To remove some of the misconceptions existing in reference to these treatises, and the many errors occasioned by the variety of their titles, I propose to give a brief account of their literary history. The publication of the present volume supplies materials hitherto unknown to the biographers of Roger Bacon, and more obvious means for correcting previous mistakes.

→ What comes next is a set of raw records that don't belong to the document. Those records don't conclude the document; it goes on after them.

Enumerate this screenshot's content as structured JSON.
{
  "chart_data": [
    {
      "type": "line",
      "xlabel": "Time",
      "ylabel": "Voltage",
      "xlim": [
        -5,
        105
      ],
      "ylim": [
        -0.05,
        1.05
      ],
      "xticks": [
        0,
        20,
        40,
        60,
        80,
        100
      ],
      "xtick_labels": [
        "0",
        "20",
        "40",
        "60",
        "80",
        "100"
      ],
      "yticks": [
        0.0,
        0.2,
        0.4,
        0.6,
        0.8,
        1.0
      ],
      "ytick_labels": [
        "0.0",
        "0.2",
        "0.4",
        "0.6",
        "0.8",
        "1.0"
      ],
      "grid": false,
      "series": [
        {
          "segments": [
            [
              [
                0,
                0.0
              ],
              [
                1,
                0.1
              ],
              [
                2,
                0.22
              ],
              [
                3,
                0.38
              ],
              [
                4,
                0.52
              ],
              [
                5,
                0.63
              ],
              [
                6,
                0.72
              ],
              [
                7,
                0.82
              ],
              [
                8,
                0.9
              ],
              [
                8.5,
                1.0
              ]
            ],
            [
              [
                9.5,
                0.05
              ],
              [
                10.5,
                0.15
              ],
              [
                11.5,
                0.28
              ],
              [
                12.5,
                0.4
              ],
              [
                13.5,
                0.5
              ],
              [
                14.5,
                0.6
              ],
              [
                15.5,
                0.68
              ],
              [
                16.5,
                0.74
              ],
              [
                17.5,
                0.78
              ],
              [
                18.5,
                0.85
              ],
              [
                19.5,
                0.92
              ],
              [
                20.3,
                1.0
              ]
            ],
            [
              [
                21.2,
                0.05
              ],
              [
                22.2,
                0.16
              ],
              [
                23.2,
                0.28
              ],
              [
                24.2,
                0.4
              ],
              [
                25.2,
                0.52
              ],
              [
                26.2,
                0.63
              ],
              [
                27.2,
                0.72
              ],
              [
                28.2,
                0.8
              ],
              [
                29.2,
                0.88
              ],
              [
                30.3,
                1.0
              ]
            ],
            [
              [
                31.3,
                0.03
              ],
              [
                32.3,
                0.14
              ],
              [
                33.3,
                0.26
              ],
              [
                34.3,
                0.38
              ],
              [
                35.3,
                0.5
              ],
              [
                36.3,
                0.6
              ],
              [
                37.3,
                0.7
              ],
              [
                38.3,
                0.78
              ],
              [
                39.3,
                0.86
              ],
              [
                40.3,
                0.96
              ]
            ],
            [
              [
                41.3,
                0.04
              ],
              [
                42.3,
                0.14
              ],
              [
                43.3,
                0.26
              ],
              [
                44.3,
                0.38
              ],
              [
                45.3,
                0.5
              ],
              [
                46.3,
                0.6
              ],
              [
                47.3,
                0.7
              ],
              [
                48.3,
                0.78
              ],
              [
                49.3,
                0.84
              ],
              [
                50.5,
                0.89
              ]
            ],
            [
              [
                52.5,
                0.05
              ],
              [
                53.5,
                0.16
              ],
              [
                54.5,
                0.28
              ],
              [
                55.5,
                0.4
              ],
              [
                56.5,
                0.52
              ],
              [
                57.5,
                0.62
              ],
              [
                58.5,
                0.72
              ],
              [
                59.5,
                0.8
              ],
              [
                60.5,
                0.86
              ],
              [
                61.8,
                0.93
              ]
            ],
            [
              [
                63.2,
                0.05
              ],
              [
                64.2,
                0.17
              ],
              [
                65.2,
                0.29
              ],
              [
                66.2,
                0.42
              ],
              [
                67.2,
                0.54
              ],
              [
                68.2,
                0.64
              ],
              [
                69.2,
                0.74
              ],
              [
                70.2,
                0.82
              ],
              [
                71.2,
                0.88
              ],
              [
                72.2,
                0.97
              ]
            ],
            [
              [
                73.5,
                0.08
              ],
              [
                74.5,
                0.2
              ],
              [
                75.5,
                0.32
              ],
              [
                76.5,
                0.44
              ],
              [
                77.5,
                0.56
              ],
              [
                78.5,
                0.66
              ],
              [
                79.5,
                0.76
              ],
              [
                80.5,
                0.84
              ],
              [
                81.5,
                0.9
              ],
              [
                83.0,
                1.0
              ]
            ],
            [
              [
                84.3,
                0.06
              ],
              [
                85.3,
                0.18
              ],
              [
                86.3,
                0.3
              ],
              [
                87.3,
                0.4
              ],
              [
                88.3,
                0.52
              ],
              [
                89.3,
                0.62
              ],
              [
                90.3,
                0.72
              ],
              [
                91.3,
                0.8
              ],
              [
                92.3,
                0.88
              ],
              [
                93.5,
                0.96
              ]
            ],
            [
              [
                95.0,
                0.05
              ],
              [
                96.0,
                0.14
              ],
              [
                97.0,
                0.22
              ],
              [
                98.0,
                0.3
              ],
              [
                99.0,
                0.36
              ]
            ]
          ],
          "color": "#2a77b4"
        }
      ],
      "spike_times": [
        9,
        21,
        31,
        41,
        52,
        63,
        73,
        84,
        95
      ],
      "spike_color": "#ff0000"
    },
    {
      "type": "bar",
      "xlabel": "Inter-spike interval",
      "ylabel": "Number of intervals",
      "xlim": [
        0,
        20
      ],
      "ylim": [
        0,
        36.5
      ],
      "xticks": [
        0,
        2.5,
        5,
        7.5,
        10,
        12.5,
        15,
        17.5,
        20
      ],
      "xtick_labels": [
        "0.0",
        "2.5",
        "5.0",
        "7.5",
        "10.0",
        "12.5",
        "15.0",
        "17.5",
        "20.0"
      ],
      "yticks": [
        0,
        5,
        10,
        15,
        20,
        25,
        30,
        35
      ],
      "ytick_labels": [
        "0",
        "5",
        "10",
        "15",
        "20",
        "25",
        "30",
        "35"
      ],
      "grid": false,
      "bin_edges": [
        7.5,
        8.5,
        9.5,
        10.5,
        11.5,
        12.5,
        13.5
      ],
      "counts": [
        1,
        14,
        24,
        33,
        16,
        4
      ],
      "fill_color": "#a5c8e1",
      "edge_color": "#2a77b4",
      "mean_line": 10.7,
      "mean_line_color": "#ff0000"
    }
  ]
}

¹ Of this learned and laborious scholar I wish to speak with unfeigned respect. English literature is much indebted to his disinterested, zealous, and indefatigable exertions. He was born at Nottingham, educated at Peterhouse in Cambridge, attached himself to the nonjurors, and became librarian to the celebrated Jeremy Collier. He appeared as an author at an early age, printing during his residence at Cambridge, in 1718, a translation of "Martyn's answers to Emlyn." On leaving the University he married a relative of a Mr. Dillingham, an apothecary in large practice in Red Lion Square. From Dillingham he received lessons in chemistry. His son, afterwards Sir Richard Jebb, the eminent physician, well known to the readers of Boswell's Johnson, was born at
Stratford in Essex, in 1729, where his father had settled shortly before. Dr. Samuel Jebb is favorably known to students of English history by his Life of Mary Queen of Scots, extracted from the original records—a work still high in repute—and by his edition of Bacon's Opus Majus, published in 1733, and dedicated to Dr. Mead. He died in the enjoyment of a comfortable fortune, acquired by his profession, on the 9th of March 1772. The brother of whom he speaks, in his preface to the Opus Majus, as first drawing his attention to a copy of that work among the MSS. of Trinity College, Dublin, was undoubtedly Dr. John Jebb, the Dean of Cashel, father of the Cambridge reformer. A waspish notice of him occurs in Hearne's Reliquiae, p. 665, under the year 1727.